青猿部落内部比外面看起来要开阔得多。
绕过几间院落,无支祁带着他们来到了部落中最深处的一间屋子。
那屋子不大,门窗紧闭,檐下挂着一串不知什么材质的风铃,却没有发出任何声音。
无支祁推开门,侧身让他们进去。
屋里光线昏暗,只有一盏油灯在墙角发出微弱的光芒。
在那昏黄的光晕中,昭涪看到了一张木榻,榻上蜷缩着一个瘦削的身影。
那是一个少年。
看上去不过十五六岁的年纪,面色苍白得近乎透明,嘴唇也没有多少血色。
他的五官其实生得很好,眉眼清秀,下颌线条柔和,可整个人瘦得只剩下了一把骨头,窝在厚厚的棉被里像是一截随时会被风吹走的枯枝。
他的呼吸浅而弱,胸腔的起伏几乎看不出来,只有脖颈处那根细细的青色血管还在微弱地跳动着,证明他还活着。
昭涪的脚步停在了门口,探究的目光落在那少年脸上。
无支祁走到榻边,弯下腰,伸手轻轻拨了拨少年额前被汗浸湿的碎发。
他的动作极轻极柔,那双能崩山裂石的手在这一刻仿佛变成了羽毛,连触碰少年皮肤的力道都小心得像是怕惊碎什么。

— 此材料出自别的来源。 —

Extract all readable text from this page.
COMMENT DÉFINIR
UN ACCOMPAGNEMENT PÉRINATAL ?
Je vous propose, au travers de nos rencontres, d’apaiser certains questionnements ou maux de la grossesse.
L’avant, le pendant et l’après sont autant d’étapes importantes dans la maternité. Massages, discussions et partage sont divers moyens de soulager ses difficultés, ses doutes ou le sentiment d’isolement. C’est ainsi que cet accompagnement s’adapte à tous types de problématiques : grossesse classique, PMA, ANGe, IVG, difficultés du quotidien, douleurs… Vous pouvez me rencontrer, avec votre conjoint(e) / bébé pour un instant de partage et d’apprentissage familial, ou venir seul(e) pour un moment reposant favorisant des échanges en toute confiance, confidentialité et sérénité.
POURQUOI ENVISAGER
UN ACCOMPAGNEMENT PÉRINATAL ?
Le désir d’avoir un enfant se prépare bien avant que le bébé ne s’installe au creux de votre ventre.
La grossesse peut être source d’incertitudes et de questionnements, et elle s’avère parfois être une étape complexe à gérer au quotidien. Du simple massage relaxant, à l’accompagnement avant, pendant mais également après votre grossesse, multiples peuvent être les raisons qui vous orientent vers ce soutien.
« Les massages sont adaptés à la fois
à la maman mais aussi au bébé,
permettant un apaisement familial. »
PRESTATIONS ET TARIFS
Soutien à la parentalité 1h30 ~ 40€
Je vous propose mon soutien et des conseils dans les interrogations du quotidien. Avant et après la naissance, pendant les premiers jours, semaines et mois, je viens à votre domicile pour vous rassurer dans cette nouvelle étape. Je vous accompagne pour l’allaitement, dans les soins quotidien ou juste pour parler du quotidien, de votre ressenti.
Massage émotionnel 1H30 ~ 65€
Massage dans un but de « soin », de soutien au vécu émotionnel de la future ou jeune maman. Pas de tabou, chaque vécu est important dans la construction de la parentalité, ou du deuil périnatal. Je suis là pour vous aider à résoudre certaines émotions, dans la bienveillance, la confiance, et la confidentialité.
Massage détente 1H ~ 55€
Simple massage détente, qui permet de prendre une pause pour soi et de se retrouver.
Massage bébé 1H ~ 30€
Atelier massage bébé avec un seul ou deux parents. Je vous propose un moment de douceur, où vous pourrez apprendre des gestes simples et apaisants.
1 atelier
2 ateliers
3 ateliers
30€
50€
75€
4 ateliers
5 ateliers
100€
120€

“他叫阿渊,”无支祁的声音很低,低到像是只说给昏睡中的少年听的,“是我弟弟,他天生体弱,体内的经脉像是被什么东西从出生起就堵住了,妖力无法贯通,生机每天都在流失。
我找遍了各种办法和奇药,什么都试过了,可他的身体还是越来越差。”
他直起身来,转头看向昭涪,青褐色的眸子里露出一种近乎无力的绝望。
“我听说星石有治愈一切伤痛、逆转生死、重塑经脉的力量,所以才去找它。我想用它来治好阿渊,可我没有想到……”
昭涪站在门口,看着榻上那个瘦削的少年,又看了看站在榻边的无支祁,轻轻的叹息了一声。
她能看出无支祁对阿渊的重视,那种小心翼翼的、恨不能替对方承受一切痛苦的眼神,她太熟悉了。
她转过头,与言壁对视了一眼。
言壁站在她身侧,看着榻上的少年,又看了看无支祁,那双黑眸中没什么情绪,但他沉默了片刻之后,朝昭涪微不可察地点了一下头。
昭涪深吸一口气,走上前去:“我能替他看看吗?”
无支祁怔了一下,随即侧身让开了榻边的位置,声音微微发紧:“……请。”
昭涪在榻边坐下,伸出手,轻轻搭在了阿渊的手腕上。
她的指尖刚刚触到少年的皮肤,便感到一阵极其微弱的、几乎要断掉的脉搏在那层薄薄的皮肤下艰难地跳动着。
那脉搏像是一盏在狂风中摇曳的灯,主要经历一丝风波,随时都可能熄灭。
她闭上眼,将一缕月华之力缓缓探入阿渊的经脉之中。
那缕灵力沿着少年的经脉一寸一寸地往前推进,所过之处,昭涪的脸色一点一点地凝重起来。
阿渊体内的经脉几乎全是堵塞的,像是被什么东西从内部堵死了,灵气走到一半就被截断,无法循环往复。
更严重的是,他的心脏附近有一团极其顽固的淤塞,像是某种陈年的毒瘤,正压在他的命脉上,不断吞噬着他本就所剩无几的生机。